MSP and Labour health spokesperson Jackie Baillie said that despite NHS Lothian’s rebuttal of the allegations, she still believed health board staff had come under increasing pressure due to cuts in nursing posts over recent years.

Speaking after she posed her question to Mr Salmond, Ms Baillie said: “Had NHS Lothian not cut the number of nurses they would be better able to cope with the demands made of them.

“I understand NHS Lothian needs to get back on track, but to put staff under pressure, particularly with the implications for patient care, is not the way to do it.

“It’s a bizarre situation that they are now having to recruit staff having shown nurses the door. It seems a nonsense.”

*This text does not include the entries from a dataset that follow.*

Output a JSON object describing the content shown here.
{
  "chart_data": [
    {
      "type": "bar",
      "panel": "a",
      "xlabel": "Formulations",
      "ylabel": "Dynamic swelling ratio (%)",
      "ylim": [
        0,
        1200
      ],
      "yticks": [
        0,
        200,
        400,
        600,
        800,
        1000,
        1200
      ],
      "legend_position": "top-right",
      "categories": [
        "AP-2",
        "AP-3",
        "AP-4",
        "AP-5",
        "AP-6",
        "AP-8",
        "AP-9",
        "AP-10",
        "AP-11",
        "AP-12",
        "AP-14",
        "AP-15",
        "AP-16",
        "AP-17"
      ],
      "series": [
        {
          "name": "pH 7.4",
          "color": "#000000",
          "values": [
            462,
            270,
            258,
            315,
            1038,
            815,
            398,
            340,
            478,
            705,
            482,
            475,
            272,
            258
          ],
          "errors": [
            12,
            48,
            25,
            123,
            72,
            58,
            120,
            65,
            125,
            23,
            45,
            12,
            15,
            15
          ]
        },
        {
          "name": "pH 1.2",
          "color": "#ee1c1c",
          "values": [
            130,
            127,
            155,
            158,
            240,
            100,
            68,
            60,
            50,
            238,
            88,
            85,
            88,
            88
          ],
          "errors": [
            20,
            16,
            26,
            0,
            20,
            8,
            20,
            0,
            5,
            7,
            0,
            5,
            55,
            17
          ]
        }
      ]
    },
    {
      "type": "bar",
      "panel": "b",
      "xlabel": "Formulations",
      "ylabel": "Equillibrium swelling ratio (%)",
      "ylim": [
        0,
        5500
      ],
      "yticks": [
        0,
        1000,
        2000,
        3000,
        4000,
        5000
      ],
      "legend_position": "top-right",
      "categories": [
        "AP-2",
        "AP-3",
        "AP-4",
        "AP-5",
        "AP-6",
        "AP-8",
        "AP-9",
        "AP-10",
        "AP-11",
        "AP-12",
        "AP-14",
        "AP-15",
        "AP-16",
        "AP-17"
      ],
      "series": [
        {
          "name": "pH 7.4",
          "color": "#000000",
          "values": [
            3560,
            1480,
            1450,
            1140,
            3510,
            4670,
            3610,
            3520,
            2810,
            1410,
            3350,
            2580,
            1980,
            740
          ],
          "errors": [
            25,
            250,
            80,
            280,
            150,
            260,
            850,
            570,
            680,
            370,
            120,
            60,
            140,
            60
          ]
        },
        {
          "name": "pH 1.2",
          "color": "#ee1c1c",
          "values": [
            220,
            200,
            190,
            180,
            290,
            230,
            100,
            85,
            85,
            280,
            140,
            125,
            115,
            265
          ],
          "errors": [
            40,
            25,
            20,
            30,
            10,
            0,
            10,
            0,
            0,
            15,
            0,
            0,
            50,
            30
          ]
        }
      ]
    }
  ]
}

NHS Lothian has made progress in recent months in its battle to cut the number of patients who are waiting for more than 12 weeks for 
treatment.

Its own staff have been offered extra shifts, patients have been sent for operations in private hospitals while private staff have been sourced to run clinics in NHS Lothian hospitals, through the use of the company Medinet. Mr Egan said he remains concerned that the cumulative hours of medical staff who carried out work in the public and private sector was not being monitored.

“They have Medinet coming in and I have seen no evidence that they check the hours staff do,” he said. “People are working for Medinet and in Spire and Ross Hall hospitals, and they don’t know what hours they’re doing there.

“Lots of people are working for longer than 48 hours a week.”

The health board has said that no staff members have opted out of the working time directive, which states that employees should not work for longer than an average 48 hours a week, over a 17-week period. The health board is recruiting new staff to increase internal capacity, although many are not yet in post.